Hollywood has embraced John Douglas.
He has been portrayed in three feature films—by William Peterson in Michael Mann’s “Manhunter” (1986); by Scott Glenn in the now-classic “The Silence of the Lambs”(1991); and by Edward Norton in “Red Dragon” (2002). Now, HBO is developing “Mindhunter” (based on his best-selling book) as a weekly series with David Fincher (“Seven”) working as director.
It doesn’t end there. A non-fiction series is in the works about Profilers with Douglas set to serve as on-camera host. And the character portrayed by Lance Henriksen in the TV series “Milennium” 1996) was a John Douglas clone as is the one portrayed each week by Joe Mantegna on the hit series, “Criminal Minds.”
The Hollywood work is fun, but Douglas’ mind never strays far from the reality of the serial killers in our midst. “I used to work as many as 100 cases at a time,” Douglas says, “and I would get death threats on a regular basis. These guys are media savvy; they read about themselves, follow the crime shows, the books, the news. They know what’s going on, it helps feed into who they like to think they are.
“One time, I was working at home, chasing down a serial killer murdering teenage girls. I have two daughters and they were around the age of the victims. This one night, I went upstairs and noticed the door to my daughter’s bedroom was open. I looked in and the bed was empty.

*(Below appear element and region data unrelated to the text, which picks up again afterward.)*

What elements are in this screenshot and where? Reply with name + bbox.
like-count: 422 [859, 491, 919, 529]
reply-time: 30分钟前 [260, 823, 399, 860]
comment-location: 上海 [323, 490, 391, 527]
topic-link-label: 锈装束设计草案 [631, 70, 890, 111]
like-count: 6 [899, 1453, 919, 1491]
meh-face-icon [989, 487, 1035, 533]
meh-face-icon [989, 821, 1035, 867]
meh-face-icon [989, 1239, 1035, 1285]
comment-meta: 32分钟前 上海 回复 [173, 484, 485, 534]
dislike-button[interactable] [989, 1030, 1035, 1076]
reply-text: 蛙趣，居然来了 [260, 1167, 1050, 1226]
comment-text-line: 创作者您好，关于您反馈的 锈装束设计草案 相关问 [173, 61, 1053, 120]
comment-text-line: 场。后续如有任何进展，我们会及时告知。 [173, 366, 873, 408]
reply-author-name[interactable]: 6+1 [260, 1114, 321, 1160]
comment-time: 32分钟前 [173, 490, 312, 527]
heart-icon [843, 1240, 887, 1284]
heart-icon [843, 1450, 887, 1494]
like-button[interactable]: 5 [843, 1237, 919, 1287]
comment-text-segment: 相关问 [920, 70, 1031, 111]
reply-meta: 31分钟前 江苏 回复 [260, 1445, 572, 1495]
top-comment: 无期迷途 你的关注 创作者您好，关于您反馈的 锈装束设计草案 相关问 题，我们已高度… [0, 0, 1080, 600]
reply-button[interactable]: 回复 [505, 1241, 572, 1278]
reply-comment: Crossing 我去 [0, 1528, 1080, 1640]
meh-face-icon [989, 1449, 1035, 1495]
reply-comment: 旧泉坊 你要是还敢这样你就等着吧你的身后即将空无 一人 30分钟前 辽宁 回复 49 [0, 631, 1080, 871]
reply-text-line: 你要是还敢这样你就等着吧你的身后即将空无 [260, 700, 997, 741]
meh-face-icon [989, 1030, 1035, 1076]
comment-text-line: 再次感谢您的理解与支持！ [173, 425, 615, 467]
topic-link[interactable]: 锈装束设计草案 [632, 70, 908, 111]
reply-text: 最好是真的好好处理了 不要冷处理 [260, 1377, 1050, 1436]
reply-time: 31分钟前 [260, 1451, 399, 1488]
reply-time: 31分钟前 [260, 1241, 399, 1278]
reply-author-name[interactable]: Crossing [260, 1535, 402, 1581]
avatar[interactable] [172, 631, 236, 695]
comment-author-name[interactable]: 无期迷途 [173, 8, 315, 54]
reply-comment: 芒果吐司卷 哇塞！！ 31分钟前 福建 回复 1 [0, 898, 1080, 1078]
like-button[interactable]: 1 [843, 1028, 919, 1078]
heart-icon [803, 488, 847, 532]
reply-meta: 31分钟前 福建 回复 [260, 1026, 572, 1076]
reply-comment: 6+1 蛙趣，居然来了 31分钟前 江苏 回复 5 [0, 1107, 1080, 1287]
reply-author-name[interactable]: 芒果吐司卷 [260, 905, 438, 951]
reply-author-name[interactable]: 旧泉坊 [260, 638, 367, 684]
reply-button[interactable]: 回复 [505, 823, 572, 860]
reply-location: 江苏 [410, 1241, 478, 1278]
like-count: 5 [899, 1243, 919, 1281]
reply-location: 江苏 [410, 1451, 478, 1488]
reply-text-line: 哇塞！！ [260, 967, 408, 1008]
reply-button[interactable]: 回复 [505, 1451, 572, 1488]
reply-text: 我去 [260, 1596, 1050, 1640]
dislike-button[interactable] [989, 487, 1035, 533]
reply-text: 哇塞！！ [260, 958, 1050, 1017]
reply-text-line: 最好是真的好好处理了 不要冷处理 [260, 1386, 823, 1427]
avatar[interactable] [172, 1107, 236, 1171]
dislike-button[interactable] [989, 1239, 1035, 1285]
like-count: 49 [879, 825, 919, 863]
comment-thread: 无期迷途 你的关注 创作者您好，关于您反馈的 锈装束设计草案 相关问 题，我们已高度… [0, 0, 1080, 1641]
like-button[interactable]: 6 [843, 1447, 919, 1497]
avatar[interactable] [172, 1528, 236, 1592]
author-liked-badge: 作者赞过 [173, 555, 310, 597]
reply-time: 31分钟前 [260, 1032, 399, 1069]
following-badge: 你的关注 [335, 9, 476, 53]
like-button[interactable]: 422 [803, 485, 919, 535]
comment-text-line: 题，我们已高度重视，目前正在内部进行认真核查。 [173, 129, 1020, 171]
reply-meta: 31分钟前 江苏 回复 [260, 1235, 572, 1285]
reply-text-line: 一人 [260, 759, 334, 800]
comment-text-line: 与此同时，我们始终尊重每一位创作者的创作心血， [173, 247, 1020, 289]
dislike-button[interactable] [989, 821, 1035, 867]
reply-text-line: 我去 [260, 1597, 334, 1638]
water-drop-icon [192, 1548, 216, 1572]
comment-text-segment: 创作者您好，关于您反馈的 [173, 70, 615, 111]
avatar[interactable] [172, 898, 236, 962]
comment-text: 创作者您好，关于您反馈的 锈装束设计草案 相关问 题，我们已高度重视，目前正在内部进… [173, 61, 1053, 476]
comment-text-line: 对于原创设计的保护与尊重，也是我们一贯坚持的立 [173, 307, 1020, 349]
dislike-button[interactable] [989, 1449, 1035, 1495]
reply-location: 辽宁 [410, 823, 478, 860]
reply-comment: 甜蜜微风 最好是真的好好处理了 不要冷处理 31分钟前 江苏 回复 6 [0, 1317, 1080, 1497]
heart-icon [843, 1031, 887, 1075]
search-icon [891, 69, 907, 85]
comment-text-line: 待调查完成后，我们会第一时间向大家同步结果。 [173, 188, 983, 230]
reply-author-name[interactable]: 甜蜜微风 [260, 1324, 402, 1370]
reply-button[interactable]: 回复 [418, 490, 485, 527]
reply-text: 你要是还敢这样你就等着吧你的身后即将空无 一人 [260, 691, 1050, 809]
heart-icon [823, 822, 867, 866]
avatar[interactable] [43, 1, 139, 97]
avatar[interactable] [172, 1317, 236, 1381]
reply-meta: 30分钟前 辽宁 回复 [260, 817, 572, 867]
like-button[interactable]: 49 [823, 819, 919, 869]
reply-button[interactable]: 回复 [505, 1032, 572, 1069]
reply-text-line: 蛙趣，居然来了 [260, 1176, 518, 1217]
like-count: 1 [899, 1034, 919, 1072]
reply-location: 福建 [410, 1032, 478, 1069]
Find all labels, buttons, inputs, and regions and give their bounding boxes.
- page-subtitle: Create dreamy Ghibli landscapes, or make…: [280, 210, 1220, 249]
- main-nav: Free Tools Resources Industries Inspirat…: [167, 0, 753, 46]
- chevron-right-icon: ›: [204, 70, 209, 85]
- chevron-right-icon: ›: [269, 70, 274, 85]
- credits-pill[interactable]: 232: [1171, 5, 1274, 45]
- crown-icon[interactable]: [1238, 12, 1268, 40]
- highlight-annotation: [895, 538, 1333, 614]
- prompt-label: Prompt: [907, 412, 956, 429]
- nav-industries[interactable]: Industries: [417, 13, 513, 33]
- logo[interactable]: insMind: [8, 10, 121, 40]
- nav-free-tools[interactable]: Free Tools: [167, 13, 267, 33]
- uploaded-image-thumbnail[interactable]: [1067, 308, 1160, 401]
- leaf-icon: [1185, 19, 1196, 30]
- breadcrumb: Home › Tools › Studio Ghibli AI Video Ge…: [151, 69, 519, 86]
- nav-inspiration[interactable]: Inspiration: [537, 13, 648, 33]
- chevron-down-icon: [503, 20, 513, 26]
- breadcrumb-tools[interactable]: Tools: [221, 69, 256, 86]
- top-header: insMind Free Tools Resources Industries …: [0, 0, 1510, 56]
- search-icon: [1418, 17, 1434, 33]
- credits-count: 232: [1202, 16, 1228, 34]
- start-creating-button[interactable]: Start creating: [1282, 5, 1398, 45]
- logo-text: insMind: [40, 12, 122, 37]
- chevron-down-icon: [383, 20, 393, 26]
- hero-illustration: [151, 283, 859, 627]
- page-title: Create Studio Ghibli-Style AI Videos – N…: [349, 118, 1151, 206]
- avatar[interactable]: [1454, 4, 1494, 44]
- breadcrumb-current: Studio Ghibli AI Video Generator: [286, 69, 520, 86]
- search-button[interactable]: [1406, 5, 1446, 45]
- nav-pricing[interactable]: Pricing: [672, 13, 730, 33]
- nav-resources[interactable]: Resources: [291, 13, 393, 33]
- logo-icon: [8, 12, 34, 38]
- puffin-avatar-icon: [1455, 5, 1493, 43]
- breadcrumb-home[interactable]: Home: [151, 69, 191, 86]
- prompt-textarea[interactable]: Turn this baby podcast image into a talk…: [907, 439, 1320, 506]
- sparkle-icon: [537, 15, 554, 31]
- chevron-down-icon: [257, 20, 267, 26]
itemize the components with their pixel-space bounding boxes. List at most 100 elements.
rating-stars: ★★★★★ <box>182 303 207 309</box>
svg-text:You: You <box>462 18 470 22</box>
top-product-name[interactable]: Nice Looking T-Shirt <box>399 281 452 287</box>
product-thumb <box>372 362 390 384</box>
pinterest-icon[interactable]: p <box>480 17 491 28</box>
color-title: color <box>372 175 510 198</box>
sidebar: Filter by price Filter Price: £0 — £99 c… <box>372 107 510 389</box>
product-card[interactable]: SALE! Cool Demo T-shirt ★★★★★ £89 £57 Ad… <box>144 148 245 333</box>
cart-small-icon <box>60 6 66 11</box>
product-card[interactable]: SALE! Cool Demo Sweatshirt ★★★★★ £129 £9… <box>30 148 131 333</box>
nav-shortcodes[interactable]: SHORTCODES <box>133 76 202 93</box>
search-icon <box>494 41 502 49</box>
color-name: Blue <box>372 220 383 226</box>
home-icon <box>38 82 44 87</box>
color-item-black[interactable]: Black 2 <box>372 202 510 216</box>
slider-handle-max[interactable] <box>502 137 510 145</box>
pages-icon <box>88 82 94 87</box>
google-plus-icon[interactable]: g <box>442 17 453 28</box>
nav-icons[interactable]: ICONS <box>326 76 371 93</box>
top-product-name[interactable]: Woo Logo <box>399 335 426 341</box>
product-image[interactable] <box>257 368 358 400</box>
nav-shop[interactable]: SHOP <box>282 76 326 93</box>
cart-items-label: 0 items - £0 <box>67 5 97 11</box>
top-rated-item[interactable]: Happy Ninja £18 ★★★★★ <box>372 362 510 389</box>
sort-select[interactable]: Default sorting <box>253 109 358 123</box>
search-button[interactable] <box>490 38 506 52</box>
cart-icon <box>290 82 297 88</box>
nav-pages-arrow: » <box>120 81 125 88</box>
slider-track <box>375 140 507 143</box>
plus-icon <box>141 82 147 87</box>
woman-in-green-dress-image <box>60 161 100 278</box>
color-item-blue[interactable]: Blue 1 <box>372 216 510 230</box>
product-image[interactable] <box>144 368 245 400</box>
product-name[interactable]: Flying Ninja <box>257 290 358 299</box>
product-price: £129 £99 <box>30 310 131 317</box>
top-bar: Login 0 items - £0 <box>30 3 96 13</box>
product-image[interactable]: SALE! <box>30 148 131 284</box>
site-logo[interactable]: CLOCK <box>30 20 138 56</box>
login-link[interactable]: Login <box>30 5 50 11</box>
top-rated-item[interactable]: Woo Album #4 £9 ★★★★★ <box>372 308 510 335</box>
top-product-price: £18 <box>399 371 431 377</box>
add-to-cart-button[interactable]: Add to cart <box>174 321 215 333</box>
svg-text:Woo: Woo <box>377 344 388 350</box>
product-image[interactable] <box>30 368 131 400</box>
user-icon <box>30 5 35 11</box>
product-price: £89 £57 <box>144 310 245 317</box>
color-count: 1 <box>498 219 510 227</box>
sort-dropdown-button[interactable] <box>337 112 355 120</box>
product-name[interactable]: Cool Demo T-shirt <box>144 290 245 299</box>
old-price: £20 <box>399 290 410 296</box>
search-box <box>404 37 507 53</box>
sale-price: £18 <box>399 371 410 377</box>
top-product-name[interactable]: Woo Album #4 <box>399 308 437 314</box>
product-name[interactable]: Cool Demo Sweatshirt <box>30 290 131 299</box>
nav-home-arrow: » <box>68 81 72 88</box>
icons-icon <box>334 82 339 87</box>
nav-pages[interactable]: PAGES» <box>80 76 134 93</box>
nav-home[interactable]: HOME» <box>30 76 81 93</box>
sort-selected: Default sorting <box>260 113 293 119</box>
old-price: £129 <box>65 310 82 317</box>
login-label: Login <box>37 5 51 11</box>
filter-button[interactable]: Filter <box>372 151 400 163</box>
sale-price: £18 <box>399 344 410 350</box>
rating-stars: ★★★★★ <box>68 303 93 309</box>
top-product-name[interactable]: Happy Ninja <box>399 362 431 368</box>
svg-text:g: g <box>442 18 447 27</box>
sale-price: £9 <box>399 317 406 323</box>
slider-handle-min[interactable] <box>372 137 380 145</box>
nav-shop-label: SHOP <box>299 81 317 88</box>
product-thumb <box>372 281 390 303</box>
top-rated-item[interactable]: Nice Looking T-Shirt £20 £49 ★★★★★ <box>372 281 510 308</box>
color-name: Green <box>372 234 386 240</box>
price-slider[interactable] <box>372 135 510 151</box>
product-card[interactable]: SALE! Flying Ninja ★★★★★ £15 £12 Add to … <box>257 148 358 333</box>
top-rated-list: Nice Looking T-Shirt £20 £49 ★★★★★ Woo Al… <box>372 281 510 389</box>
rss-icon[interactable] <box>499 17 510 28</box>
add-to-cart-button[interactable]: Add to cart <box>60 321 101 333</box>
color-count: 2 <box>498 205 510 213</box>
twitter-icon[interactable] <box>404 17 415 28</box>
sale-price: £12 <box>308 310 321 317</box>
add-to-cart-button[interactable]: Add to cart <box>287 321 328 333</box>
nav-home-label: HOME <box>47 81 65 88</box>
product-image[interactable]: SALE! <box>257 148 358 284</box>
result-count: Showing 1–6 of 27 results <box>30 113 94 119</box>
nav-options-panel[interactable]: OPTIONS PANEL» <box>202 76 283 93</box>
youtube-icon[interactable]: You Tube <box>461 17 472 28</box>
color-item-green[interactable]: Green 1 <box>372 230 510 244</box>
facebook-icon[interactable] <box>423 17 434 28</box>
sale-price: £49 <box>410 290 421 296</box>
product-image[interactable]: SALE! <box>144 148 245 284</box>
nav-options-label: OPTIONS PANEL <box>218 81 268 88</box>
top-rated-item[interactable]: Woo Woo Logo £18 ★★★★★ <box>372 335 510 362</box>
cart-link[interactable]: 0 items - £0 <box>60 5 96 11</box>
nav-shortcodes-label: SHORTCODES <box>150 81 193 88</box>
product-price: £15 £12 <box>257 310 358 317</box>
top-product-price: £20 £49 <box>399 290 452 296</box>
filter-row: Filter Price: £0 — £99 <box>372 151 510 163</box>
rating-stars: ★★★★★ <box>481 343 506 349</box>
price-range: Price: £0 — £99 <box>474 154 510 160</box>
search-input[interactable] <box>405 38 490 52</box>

I ran downstairs and the front door was ajar and I thought, ‘He found us. He reached into my home and grabbed one of my kids.’ I raced outside, jumped in the car, lights flashing, and sped around the neighborhood. It turned out she was out for a walk with a young boy from the area. It ended well, but it could have easily been the real deal.”
Statistics point out that more than half the unsolved homicides in the US can be attributed to serial killers. They are out there, preying on the innocent, ready to pounce when their craving for blood strikes.
As long as they lurk, John Douglas will be right there, hot on their trail. In the Bureau and out, he remains their greatest threat, the one obstacle none of them ever managed to defeat.
“They all fit a particular pattern,” Douglas says. “The key is to get into that mind-set, read the motives, think along the lines they do and know, sooner or later, they will make a mistake, leave an opening, and that’s when you move in and make the grab.”
It’s a unique combination of instinct and science, behavioral patterns coupled with a killer’s lust. One large, dangerous puzzle waiting to be put together before another innocent life is taken.
There are many working in the field, looking to bring down the evil souls that walk among us.
There is one that stands the tallest.
A serial killer’s worst nightmare.
Fact check: Douglas likes the mood and look of “Manhunter,” enjoyed the performances in “Red Dragon” and thinks “The Silence of the Lambs” is on target, except for one little detail. “Scott Glenn never smiled,” Douglas says. “Not once. Me? I’ve been known to smile now and then.”